There are modest increases (compared with what had previously been announced) in planned public expenditure over the next few years, primarily on housing, transport and research and development, but as the magnitude of the increases is less than half a percent of GDP in any one year, it can hardly be said that the Chancellor is planning a major fiscal stimulus to boost growth.
There are two major uncertainties which could derail the Chancellor’s strategy. The first is that growth may be much worse than expected over the next few years. This may not be just because of the Brexit vote, important though that is. There are major uncertainties over the world economy because of Trump’s election victory – there could be a significant move towards protectionism which would not be good for world economic activity.

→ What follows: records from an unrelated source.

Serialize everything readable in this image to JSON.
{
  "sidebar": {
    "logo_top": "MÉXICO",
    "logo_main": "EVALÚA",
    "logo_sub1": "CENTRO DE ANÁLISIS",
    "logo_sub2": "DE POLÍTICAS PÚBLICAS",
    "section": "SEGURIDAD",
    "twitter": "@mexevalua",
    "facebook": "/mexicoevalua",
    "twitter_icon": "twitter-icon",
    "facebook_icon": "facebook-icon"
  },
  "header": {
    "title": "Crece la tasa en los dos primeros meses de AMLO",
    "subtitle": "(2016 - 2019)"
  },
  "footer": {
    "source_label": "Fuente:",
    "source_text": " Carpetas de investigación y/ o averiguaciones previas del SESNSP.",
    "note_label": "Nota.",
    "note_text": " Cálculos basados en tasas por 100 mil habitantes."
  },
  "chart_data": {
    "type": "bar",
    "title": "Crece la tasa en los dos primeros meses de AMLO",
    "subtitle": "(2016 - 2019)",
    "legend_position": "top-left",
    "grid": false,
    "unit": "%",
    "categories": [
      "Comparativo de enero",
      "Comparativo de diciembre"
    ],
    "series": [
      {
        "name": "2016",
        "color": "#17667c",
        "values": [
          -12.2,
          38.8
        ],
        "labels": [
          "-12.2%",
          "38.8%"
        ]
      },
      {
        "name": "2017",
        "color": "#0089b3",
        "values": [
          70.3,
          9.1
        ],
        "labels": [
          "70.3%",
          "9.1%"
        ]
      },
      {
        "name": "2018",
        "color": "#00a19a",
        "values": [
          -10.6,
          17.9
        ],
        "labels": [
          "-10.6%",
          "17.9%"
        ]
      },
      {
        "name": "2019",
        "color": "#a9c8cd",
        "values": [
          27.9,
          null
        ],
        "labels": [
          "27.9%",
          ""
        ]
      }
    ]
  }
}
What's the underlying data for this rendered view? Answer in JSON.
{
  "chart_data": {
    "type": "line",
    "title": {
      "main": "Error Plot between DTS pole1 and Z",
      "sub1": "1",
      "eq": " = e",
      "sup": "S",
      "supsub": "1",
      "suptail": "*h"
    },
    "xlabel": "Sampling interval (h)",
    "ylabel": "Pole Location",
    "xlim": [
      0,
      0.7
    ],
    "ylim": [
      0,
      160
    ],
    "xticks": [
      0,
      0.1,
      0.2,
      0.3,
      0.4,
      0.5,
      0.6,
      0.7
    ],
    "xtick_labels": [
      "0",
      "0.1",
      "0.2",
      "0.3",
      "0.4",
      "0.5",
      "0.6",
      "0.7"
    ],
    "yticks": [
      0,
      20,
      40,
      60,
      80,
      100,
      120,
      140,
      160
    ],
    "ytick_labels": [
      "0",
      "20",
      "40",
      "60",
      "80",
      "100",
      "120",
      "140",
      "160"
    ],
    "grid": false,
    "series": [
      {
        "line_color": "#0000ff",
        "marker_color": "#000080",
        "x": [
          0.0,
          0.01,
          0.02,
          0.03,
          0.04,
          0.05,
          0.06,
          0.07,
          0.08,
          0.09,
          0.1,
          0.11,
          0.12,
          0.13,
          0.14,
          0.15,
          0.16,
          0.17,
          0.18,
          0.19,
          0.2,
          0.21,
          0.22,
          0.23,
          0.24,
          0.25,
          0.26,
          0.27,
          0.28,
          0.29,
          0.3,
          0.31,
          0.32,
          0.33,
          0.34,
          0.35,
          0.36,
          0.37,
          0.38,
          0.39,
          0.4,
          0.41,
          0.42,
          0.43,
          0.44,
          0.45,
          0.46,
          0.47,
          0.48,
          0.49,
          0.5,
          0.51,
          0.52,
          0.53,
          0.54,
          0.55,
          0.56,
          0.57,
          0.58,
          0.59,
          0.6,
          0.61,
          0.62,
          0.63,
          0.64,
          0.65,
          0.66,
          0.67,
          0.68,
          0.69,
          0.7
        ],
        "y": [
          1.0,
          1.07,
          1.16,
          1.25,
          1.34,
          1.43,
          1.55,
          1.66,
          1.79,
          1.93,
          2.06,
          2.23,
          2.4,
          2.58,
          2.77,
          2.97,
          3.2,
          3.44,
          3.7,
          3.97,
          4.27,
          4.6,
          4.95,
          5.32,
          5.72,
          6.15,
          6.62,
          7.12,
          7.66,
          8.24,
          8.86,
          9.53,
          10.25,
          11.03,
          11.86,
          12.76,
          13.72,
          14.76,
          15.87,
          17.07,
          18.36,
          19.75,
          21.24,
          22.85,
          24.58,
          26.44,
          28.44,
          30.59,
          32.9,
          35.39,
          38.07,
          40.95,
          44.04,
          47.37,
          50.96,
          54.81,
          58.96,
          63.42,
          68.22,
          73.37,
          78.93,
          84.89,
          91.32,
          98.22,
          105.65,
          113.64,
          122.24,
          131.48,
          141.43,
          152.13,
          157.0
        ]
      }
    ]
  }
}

The second is that the fiscal position might not improve as much as anticipated. For example, there are likely to be growing calls for extra spending on the health service, on care and on other worthy causes which may be impossible to resist; tax revenues may fall if, for example, Brexit means an outflow of financial services firms and their associated tax contribution. These are very real risks which should not be ignored. If these risks do materialise, it is not clear what can be done about them. There may be little scope for further monetary expansion, and the budgetary situation will probably mean that there will not be much room for fiscal expansion to offset a decline in economic activity. With little growth in personal disposable incomes anticipated as well, the next few years may not be too pleasant economically.